Design of O-acetylserine sulfhydrylase inhibitors by mimicking nature.

The inhibition of cysteine biosynthesis in prokaryotes and protozoa has been proposed to be relevant for the development of antibiotics. Haemophilus influenzae O-acetylserine sulfhydrylase (OASS), catalyzing l-cysteine formation, is inhibited by the insertion of the C-terminal pentapeptide (MNLNI) of serine acetyltransferase into the active site. Four-hundred MNXXI pentapeptides were generated in silico, docked into OASS active site using GOLD, and scored with HINT. The terminal P5 Ile accounts for about 50% of the binding energy. Glu or Asp at position P4 and, to a lesser extent, at position P3 also significantly contribute to the binding interaction. The predicted affinity of 14 selected pentapeptides correlated well with the experimentally determined dissociation constants. The X-ray structure of three high affinity pentapeptide-OASS complexes were compared with the docked poses. These results, combined with a GRID analysis of the active site, allowed us to define a pharmacophoric scaffold for the design of peptidomimetic inhibitors.

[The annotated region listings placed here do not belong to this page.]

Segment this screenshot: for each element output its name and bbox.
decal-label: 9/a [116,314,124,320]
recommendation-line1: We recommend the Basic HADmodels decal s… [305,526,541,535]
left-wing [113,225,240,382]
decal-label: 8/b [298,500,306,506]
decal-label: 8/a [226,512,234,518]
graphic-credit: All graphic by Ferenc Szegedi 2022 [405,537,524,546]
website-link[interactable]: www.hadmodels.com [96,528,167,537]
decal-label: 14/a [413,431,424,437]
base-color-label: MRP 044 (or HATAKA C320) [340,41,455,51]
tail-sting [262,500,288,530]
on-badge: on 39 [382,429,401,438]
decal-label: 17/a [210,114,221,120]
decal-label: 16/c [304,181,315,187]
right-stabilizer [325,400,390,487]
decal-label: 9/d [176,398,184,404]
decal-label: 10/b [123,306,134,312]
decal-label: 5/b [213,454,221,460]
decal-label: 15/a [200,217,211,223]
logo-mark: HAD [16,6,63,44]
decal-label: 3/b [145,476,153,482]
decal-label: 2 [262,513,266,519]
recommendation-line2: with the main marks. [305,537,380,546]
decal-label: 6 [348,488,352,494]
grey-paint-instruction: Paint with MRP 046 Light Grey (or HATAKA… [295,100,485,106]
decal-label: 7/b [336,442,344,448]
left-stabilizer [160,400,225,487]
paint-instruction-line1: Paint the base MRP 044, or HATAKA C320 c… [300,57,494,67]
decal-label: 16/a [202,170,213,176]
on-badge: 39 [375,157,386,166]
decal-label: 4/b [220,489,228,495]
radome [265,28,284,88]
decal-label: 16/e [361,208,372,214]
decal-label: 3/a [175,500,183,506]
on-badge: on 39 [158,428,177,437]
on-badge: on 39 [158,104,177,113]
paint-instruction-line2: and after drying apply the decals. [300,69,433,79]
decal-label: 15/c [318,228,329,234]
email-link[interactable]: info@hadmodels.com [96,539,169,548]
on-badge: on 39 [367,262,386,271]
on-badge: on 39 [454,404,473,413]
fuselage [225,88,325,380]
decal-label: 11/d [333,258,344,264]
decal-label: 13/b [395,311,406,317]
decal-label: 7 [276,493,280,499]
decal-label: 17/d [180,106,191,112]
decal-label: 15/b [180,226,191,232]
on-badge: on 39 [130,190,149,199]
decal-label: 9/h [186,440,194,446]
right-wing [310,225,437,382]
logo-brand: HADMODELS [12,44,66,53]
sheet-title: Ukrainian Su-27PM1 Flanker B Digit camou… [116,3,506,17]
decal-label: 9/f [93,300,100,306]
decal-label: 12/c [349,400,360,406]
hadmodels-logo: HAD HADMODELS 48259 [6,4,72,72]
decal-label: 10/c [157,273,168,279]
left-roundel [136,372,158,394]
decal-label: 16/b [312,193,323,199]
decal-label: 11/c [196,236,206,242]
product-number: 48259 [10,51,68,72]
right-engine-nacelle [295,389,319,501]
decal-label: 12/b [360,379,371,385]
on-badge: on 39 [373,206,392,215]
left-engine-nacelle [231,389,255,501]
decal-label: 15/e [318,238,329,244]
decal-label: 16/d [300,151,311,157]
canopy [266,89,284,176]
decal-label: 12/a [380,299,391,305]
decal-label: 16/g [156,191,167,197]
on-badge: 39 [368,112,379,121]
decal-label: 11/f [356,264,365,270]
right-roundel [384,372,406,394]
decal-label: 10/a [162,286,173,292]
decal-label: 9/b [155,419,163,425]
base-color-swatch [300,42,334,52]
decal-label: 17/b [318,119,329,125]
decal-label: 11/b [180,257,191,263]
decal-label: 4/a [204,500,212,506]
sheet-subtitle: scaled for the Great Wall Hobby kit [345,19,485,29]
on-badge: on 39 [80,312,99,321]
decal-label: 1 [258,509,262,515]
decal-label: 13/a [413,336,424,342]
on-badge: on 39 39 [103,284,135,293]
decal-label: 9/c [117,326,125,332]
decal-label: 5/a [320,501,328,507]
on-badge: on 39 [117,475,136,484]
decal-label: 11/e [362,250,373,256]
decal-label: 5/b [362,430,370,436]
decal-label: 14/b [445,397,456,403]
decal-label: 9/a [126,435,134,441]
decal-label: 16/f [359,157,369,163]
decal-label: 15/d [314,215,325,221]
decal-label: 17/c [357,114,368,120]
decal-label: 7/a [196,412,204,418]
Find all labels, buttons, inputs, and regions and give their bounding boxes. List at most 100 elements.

Interaction of serine acetyltransferase with O-acetylserine sulfhydrylase active site: evidence from fluorescence spectroscopy.

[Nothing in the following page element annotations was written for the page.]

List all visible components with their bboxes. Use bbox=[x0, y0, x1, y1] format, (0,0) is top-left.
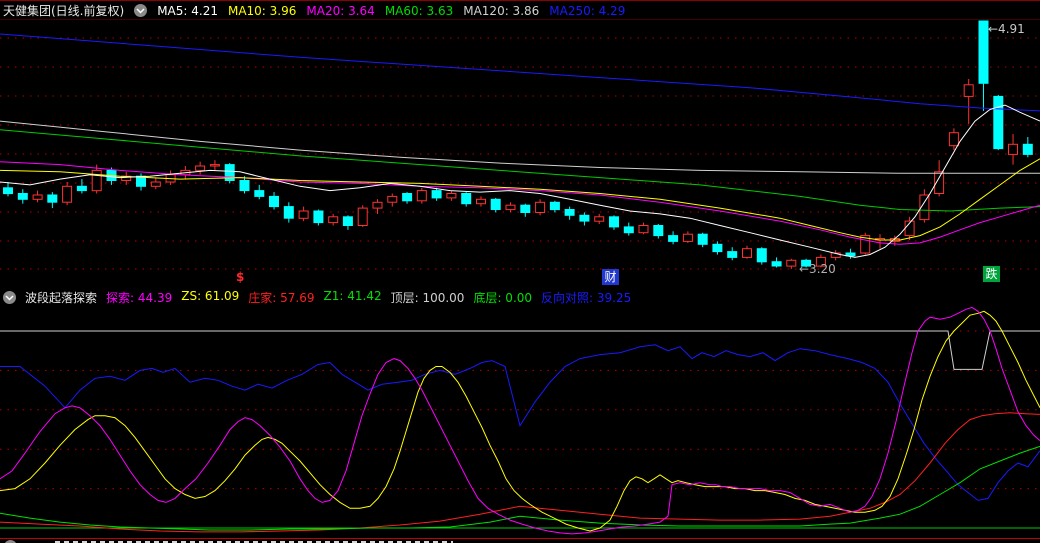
dollar-marker: $ bbox=[236, 270, 245, 284]
ma-item-MA250: MA250: 4.29 bbox=[549, 3, 626, 18]
die-event-badge[interactable]: 跌 bbox=[983, 266, 1000, 282]
high-price-label: ←4.91 bbox=[988, 22, 1025, 36]
ma-item-MA20: MA20: 3.64 bbox=[306, 3, 375, 18]
ma-item-MA60: MA60: 3.63 bbox=[384, 3, 454, 18]
indicator-item-ZS: ZS: 61.09 bbox=[181, 289, 240, 303]
chevron-glyph bbox=[136, 7, 145, 14]
cai-event-badge[interactable]: 财 bbox=[602, 269, 619, 285]
indicator-item-庄家: 庄家: 57.69 bbox=[248, 291, 315, 305]
indicator-item-Z1: Z1: 41.42 bbox=[323, 289, 382, 303]
ma-item-MA10: MA10: 3.96 bbox=[227, 3, 297, 18]
chevron-glyph bbox=[5, 294, 14, 301]
indicator-item-探索: 探索: 44.39 bbox=[106, 291, 173, 305]
stock-title: 天健集团(日线.前复权) bbox=[3, 4, 125, 18]
indicator-header: 波段起落探索 探索: 44.39 ZS: 61.09 庄家: 57.69 Z1: 41… bbox=[0, 289, 1040, 306]
indicator-item-反向对照: 反向对照: 39.25 bbox=[541, 291, 632, 305]
ma-item-MA120: MA120: 3.86 bbox=[463, 3, 540, 18]
clipped-next-panel-text bbox=[55, 541, 453, 543]
indicator-item-顶层: 顶层: 100.00 bbox=[390, 291, 465, 305]
ma-item-MA5: MA5: 4.21 bbox=[157, 3, 218, 18]
low-price-label: ←3.20 bbox=[799, 262, 836, 276]
indicator-values-row: 探索: 44.39 ZS: 61.09 庄家: 57.69 Z1: 41.42 顶层: … bbox=[106, 289, 631, 306]
chevron-down-icon[interactable] bbox=[134, 4, 148, 17]
panel-divider bbox=[0, 538, 1040, 539]
indicator-title: 波段起落探索 bbox=[25, 291, 98, 305]
main-chart-header: 天健集团(日线.前复权) MA5: 4.21 MA10: 3.96 MA20: 3.… bbox=[0, 2, 1040, 20]
chevron-down-icon[interactable] bbox=[3, 291, 16, 304]
chevron-down-icon[interactable] bbox=[4, 540, 17, 543]
indicator-item-底层: 底层: 0.00 bbox=[473, 291, 533, 305]
ma-values-row: MA5: 4.21 MA10: 3.96 MA20: 3.64 MA60: 3.63 M… bbox=[157, 4, 625, 18]
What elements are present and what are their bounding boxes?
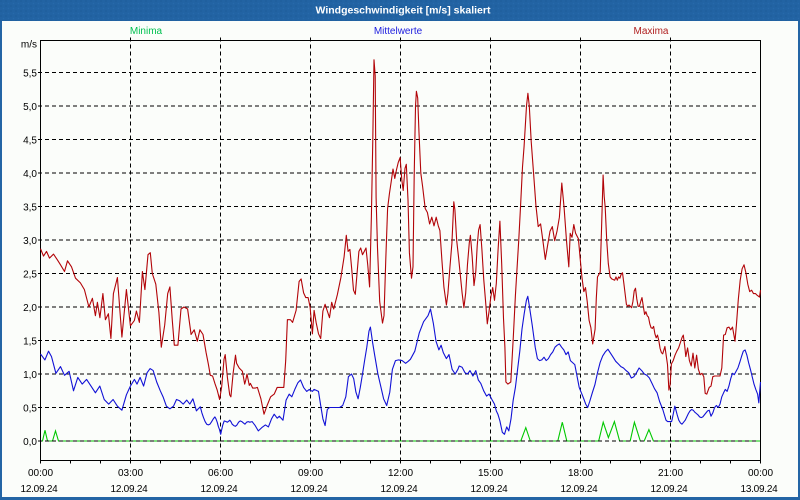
svg-text:12.09.24: 12.09.24 — [471, 484, 509, 495]
svg-text:00:00: 00:00 — [28, 468, 53, 479]
svg-text:4,0: 4,0 — [23, 169, 37, 180]
svg-text:Windgeschwindigkeit [m/s] skal: Windgeschwindigkeit [m/s] skaliert — [316, 5, 491, 17]
svg-text:21:00: 21:00 — [658, 468, 683, 479]
svg-text:12:00: 12:00 — [388, 468, 413, 479]
svg-text:4,5: 4,5 — [23, 136, 37, 147]
svg-text:06:00: 06:00 — [208, 468, 233, 479]
svg-text:12.09.24: 12.09.24 — [651, 484, 689, 495]
svg-text:3,0: 3,0 — [23, 236, 37, 247]
svg-text:0,0: 0,0 — [23, 437, 37, 448]
svg-text:12.09.24: 12.09.24 — [291, 484, 329, 495]
svg-text:2,5: 2,5 — [23, 270, 37, 281]
svg-text:m/s: m/s — [21, 40, 37, 51]
svg-text:1,0: 1,0 — [23, 370, 37, 381]
svg-text:12.09.24: 12.09.24 — [381, 484, 419, 495]
svg-text:15:00: 15:00 — [478, 468, 503, 479]
svg-text:2,0: 2,0 — [23, 303, 37, 314]
svg-text:3,5: 3,5 — [23, 203, 37, 214]
svg-text:13.09.24: 13.09.24 — [741, 484, 779, 495]
svg-text:09:00: 09:00 — [298, 468, 323, 479]
svg-text:Mittelwerte: Mittelwerte — [374, 26, 423, 37]
svg-text:5,0: 5,0 — [23, 102, 37, 113]
svg-text:12.09.24: 12.09.24 — [21, 484, 59, 495]
svg-text:0,5: 0,5 — [23, 404, 37, 415]
svg-text:1,5: 1,5 — [23, 337, 37, 348]
svg-text:12.09.24: 12.09.24 — [111, 484, 149, 495]
svg-text:5,5: 5,5 — [23, 69, 37, 80]
svg-text:12.09.24: 12.09.24 — [561, 484, 599, 495]
svg-text:Minima: Minima — [130, 26, 163, 37]
svg-text:18:00: 18:00 — [568, 468, 593, 479]
svg-text:12.09.24: 12.09.24 — [201, 484, 239, 495]
svg-text:Maxima: Maxima — [633, 26, 668, 37]
svg-text:00:00: 00:00 — [748, 468, 773, 479]
svg-text:03:00: 03:00 — [118, 468, 143, 479]
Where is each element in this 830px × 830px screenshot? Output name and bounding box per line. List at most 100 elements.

Serine acetyltransferase is a key enzyme in the sulfur assimilation pathway of bacteria and plants, and is known to form a bienzyme complex with O-acetylserine sulfhydrylase, the last enzyme in the cysteine biosynthetic pathway. The biological function of the complex and the mechanism of reciprocal regulation of the constituent enzymes are still poorly understood. In this work the effect of complex formation on the O-acetylserine sulfhydrylase active site has been investigated exploiting the fluorescence properties of pyridoxal 5'-phosphate, which are sensitive to the cofactor microenvironment and to conformational changes within the protein matrix. The results indicate that both serine acetyltransferase and its C-terminal decapeptide bind to the alpha-carboxyl subsite of O-acetylserine sulfhydrylase, triggering a transition from an open to a closed conformation. This finding suggests that serine acetyltransferase can inhibit O-acetylserine sulfhydrylase catalytic activity with a double mechanism, the competition with O-acetylserine for binding to the enzyme active site and the stabilization of a closed conformation that is less accessible to the natural substrate.